Newsman: The largest housing affordability bill, called “the 21st Century Road to Housing Act, “passed 358-32 in the House. On Tuesday, legislators on both sides of the aisle clinched the final vote in the House to pass the largest piece of housing legislation in decades.
The Senate approved it Monday with similarly overwhelming bipartisan support. It now heads to President Trump’s desk for his signature.
The main issue this bill tries to address is that the U.S. does not have enough houses to keep up with demand. Realtor.com estimated that last year the U.S. was short by more than 4 million housing units.
Mortgage rates have also risen over the past several years, and that boosts the monthly cost of ownership. Rates had been falling earlier this year, but the war in Iran raised the cost of borrowing, and the nationwide average is now about 6.5%. Families also have less purchasing power, as inflation has outstripped wages.
Rather than making a single change, the bill is a hodgepodge of provisions designed to either encourage housing construction or make it easier for home seekers to buy. The flashiest part of the package is a ban that prevents corporate investors from buying up more single-family homes to rent out. If one of those groups already owns at least 350 houses, it won’t be able to buy others.
This provision was one of the most contested as the bill worked its way through the legislative process. Some politicians endorsed it as a move to stop corporate landlords from being able to outbid families and buy up large chunks of local housing markets with cash offers.
Another is aimed at making manufactured homes more affordable by getting rid of the rule that those houses must have a permanent chassis, or a steel frame that makes them movable. Manufactured homes are often installed onto permanent foundations, and housing policy experts say that removing the chassis requirement could cut $5,000 to $10,000 off construction costs and allow for designs that could more easily incorporate a second story or basement.
“Housing affordability has become a priority for Congress” Sen. Elizabeth Warren, D-Mass., a co-sponsor of the bill, told in an interview with NPR.
“Every time every member of Congress goes back home they hear how urgent it is to bring down home prices. And that’s what the bill does,” she said.
Sen. Warren said, “It has just been more than 30 years since the federal government has done anything but sit by and say, ‘Damn, the price of housing sure has gone up.’ Finally, we are actually moving.”

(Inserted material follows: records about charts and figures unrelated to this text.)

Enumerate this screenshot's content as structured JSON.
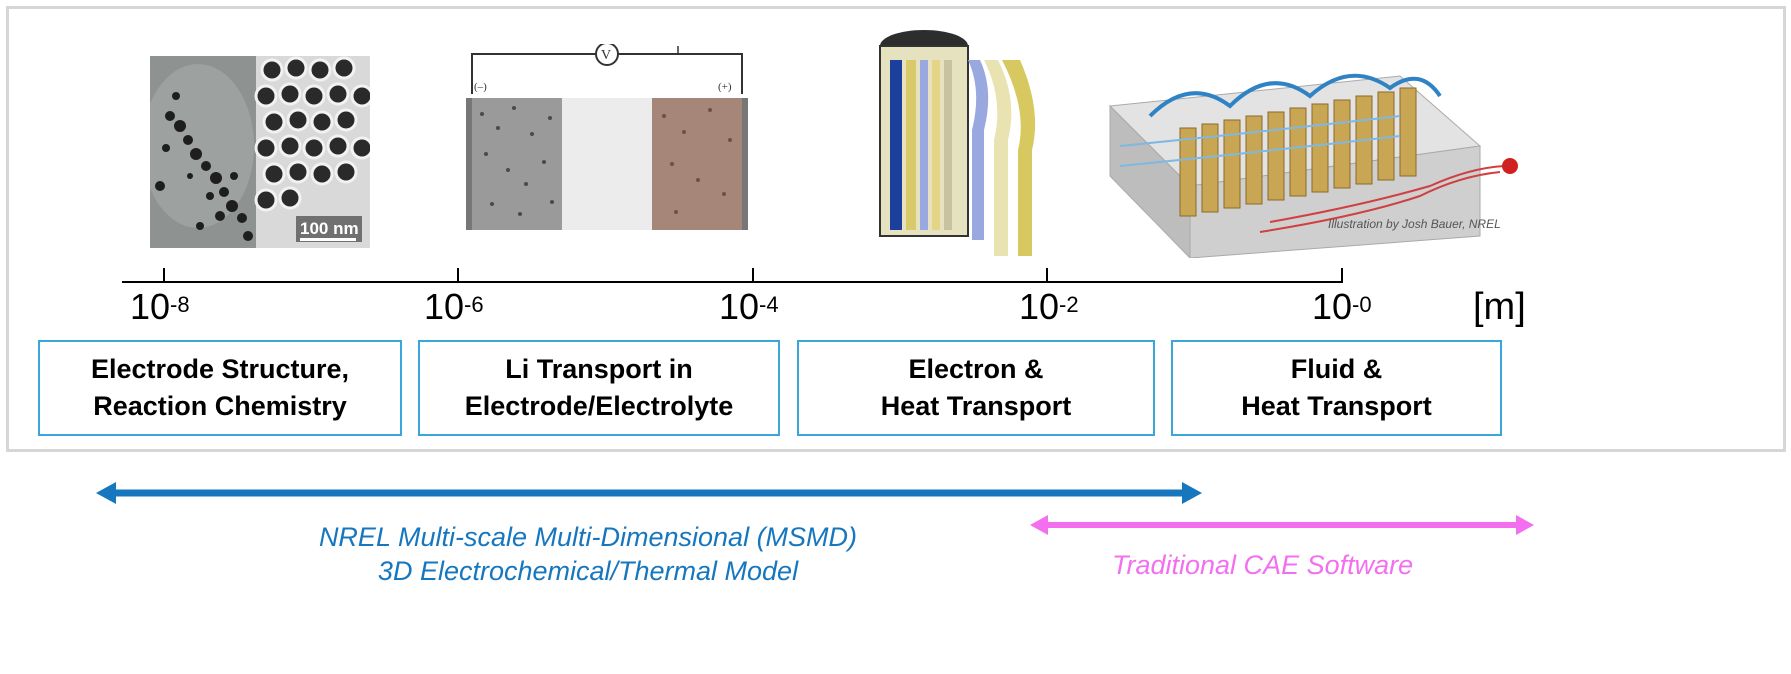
{
  "scale_axis": {
    "ticks": [
      {
        "base": "10",
        "exp": "-8"
      },
      {
        "base": "10",
        "exp": "-6"
      },
      {
        "base": "10",
        "exp": "-4"
      },
      {
        "base": "10",
        "exp": "-2"
      },
      {
        "base": "10",
        "exp": "-0"
      }
    ],
    "unit": "[m]"
  },
  "boxes": [
    {
      "line1": "Electrode Structure,",
      "line2": "Reaction Chemistry"
    },
    {
      "line1": "Li Transport in",
      "line2": "Electrode/Electrolyte"
    },
    {
      "line1": "Electron &",
      "line2": "Heat Transport"
    },
    {
      "line1": "Fluid &",
      "line2": "Heat Transport"
    }
  ],
  "images": {
    "micrograph_scale": "100 nm",
    "cell_minus": "(–)",
    "cell_plus": "(+)",
    "voltmeter": "V",
    "credit": "Illustration by Josh Bauer, NREL"
  },
  "ranges": {
    "msmd": {
      "line1": "NREL Multi-scale Multi-Dimensional (MSMD)",
      "line2": "3D Electrochemical/Thermal Model",
      "color": "#1677bf"
    },
    "cae": {
      "label": "Traditional CAE Software",
      "color": "#f36ff0"
    }
  }
}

The bill also encourages local governments to speed up the homebuilding process by giving more federal dollars to places that build more housing. “If you don’t build more housing, you should lose those incentives. And they should go to the places where you’re building more housing,” said the bill’s co-sponsor, Sen. Tim Scott, R-S.C., on the Senate floor Monday ahead of the chamber’s vote.
While the legislation doesn’t provide new federal dollars for homebuilding, it streamlines some of the regulations homebuilders must follow to get existing federal financing.
For example, it allows builders to skip the environmental review when a housing project is going up between two buildings that have already gone through the process.
A different provision creates a grant program for communities to develop “pattern books” of preapproved housing designs, so builders won’t need as many approvals to get up to code.
But nationally, these investors make up only about 3% of the single-family rental market. And some experts warn the ban could actually limit the supply of available homes, because investors often buy and fix up homes that would otherwise fall out of the market.